For someone like me who is as interested in the process of making films as enjoying the finished product, this was a fascinating documentary. Poor Gilliam - one of our most interesting directors - was destined to fail in this attempt to make Quixote. I hope that one day he gets another chance.
Fairly entertaining indeed as it gives us a rare glimpse into the minutiae of film-making. There is a very limited scope to the film and that is why events must be exagerated to infuse some drama. It could well work as an insight into Terry Gillian's unorthodox style but the fact of the matter remains that the project was doomed by one & just one major ineludible event. And the myth was then blown out of proportion.

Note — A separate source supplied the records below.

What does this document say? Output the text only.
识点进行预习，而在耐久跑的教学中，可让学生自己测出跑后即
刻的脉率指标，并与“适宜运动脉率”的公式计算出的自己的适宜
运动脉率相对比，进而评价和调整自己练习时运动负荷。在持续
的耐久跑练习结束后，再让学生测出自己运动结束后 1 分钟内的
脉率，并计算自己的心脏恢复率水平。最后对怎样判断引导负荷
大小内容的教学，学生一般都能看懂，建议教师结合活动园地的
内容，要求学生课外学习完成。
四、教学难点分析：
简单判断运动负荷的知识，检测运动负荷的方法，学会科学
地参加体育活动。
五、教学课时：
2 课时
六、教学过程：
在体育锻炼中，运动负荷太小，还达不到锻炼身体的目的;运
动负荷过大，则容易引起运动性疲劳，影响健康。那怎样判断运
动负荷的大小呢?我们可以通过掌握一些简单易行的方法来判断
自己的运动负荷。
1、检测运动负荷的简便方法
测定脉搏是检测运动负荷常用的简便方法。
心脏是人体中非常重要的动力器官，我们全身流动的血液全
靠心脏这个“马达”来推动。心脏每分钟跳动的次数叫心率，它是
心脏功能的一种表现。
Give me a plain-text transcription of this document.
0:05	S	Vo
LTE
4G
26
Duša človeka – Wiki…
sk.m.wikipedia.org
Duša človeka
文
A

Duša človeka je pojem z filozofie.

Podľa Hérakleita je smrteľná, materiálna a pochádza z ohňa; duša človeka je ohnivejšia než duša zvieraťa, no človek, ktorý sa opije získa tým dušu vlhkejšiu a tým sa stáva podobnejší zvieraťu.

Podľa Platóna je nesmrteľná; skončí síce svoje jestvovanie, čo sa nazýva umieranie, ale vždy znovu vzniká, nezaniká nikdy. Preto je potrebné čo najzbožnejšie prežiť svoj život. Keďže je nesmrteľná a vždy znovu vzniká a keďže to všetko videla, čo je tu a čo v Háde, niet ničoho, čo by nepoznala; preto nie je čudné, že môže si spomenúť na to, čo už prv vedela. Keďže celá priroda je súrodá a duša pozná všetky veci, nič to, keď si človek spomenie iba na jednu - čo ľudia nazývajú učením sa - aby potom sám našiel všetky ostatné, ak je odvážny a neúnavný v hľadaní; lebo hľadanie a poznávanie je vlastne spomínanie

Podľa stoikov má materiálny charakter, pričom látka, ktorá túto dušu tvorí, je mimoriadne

As much as I love the work of Gilliam, seeing his reckless and unfocused approach to directing is always a frustrating experience. This documentary shows just how much went wrong on his attempt to make "The Man Who Killed Don Quixote", but perhaps the biggest obstacle to overcome was Gilliam himself, who seems frustrated with the time and energy it takes to pluck visions from his mind and put them on film.
A powerful account of the trials in contemporary film production pursuits for autonomy despite the ingenuity of circumstance to derail the most planned sequences and shoots. Gilliam is a notorious maverick whose wild visions are hard to pin down into a pragmatic core, yet his scope is vital for the future of cinema. Despite the logistical failure of this vision, I can't help but admire Gilliam more.